Donde la imagen parece un sueño
Siempre me han atraído las imágenes que parecen estar entre la vigilia y el sueño. Hay una suavidad particular en las composiciones que no se anclan completamente en la realidad, donde las formas se deslizan sin perder coherencia. La decoración de pared de diosas en estado de ensueño a menudo surge de este espacio, donde la imagen no describe el mundo, sino que lo transforma. Recuerdo haberme fascinado con imágenes que se sentían familiares pero distantes, como si fueran recordadas en lugar de observadas. La imagen no se presenta directamente, se desvela.
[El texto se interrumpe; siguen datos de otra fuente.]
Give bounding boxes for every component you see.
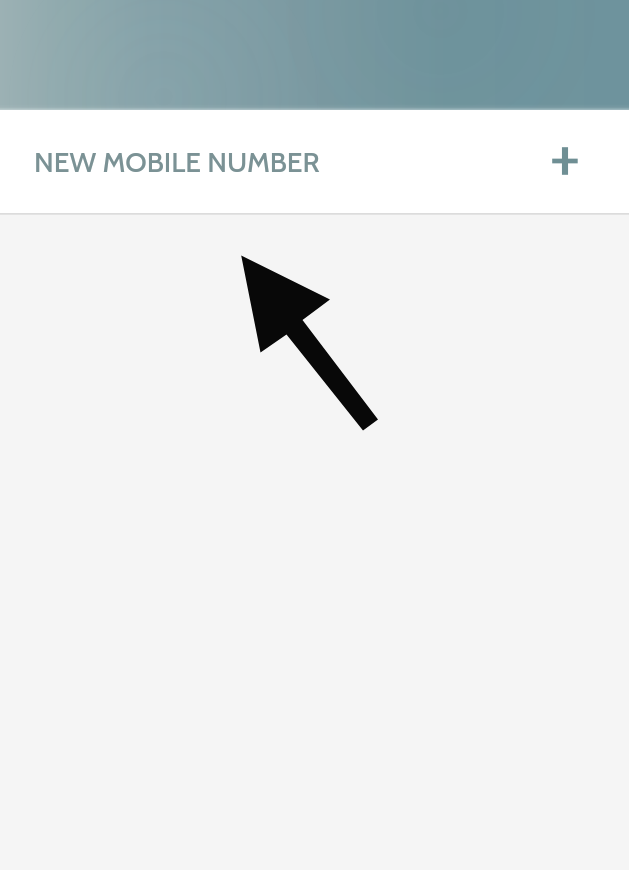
staticText: NEW MOBILE NUMBER bbox=[34, 145, 320, 179]
button[interactable]: Add new mobile number bbox=[529, 127, 601, 199]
La Diosa como figura interior
En todas las culturas, la diosa rara vez ha existido solo como una figura externa. Aparece como una proyección de estados internos, intuición, memoria y transformación. En contextos antiguos, figuras como Nyx o Hécate no eran solo deidades, sino encarnaciones de umbrales y reinos invisibles. Siempre me ha interesado esta interpretación, donde la diosa se convierte en una estructura simbólica más que en una presencia literal. En mi trabajo, a menudo abordo las figuras femeninas como portadoras de mundos internos en lugar de identidades fijas.
Entre la Realidad y el Símbolo
Las imágenes oníricas a menudo existen entre la forma reconocible y la transformación simbólica. El cuerpo puede estar presente, pero alterado, suavizado o fusionado con elementos circundantes. Siempre me ha atraído este umbral, donde la imagen no pertenece completamente al espacio físico. Refleja una condición donde la percepción se desplaza hacia adentro. En mis dibujos, a menudo permito que las formas se disuelvan en patrones, o que emerjan de ellos, creando la sensación de que la figura está presente y transformándose. Los mundos interiores femeninos aparecen en este espacio, donde el significado es fluido en lugar de definido.

Imágenes Subconscientes como Estructura
Las imágenes oníricas no son aleatorias, siguen un tipo de lógica diferente. Los símbolos se repiten, se fusionan y reaparecen en formas alteradas. Esto me parece particularmente fascinante, porque permite que la imagen construya coherencia sin depender de una estructura lineal. En muchas tradiciones simbólicas, los motivos recurrentes conllevan significados superpuestos. A menudo utilizo la repetición y la transformación en mi trabajo, permitiendo que las formas se hagan eco entre sí en la composición. La decoración de pared de diosas en estado de sueño emerge en esta superposición, donde la imagen parece construida a partir de la memoria en lugar de la observación.
Ecos Culturales de Sueño y Mito
En diferentes culturas, las imágenes oníricas y el simbolismo de la diosa a menudo se han entrelazado. Figuras asociadas con la noche, la intuición y la transformación aparecen en varias mitologías, no como identidades fijas, sino como presencias cambiantes. La conexión entre el soñar y lo femenino aparece en tradiciones que vinculan el subconsciente con los ciclos, la naturaleza y la percepción interna. Encuentro esta continuidad importante, porque demuestra que estas imágenes no son decorativas, sino que están arraigadas en sistemas simbólicos más profundos. La decoración de pared de diosas en estado de sueño se conecta con este linaje al llevar rastros de mito dentro de la forma contemporánea.

Cuando la imagen se siente interna
Llegado a cierto punto, una imagen formada por la lógica onírica deja de sentirse externa. Se convierte en algo que parece existir dentro más que fuera de la percepción. He llegado a reconocer que esto crea un tipo diferente de compromiso, uno que se siente reflexivo en lugar de observacional. En mi trabajo, a menudo intento construir imágenes que funcionen de esta manera, donde la composición no presenta una escena, sino un estado. La decoración de pared de diosas en estado de sueño y los mundos interiores femeninos existen en esta condición, donde la imagen no se ve tanto como se reconoce.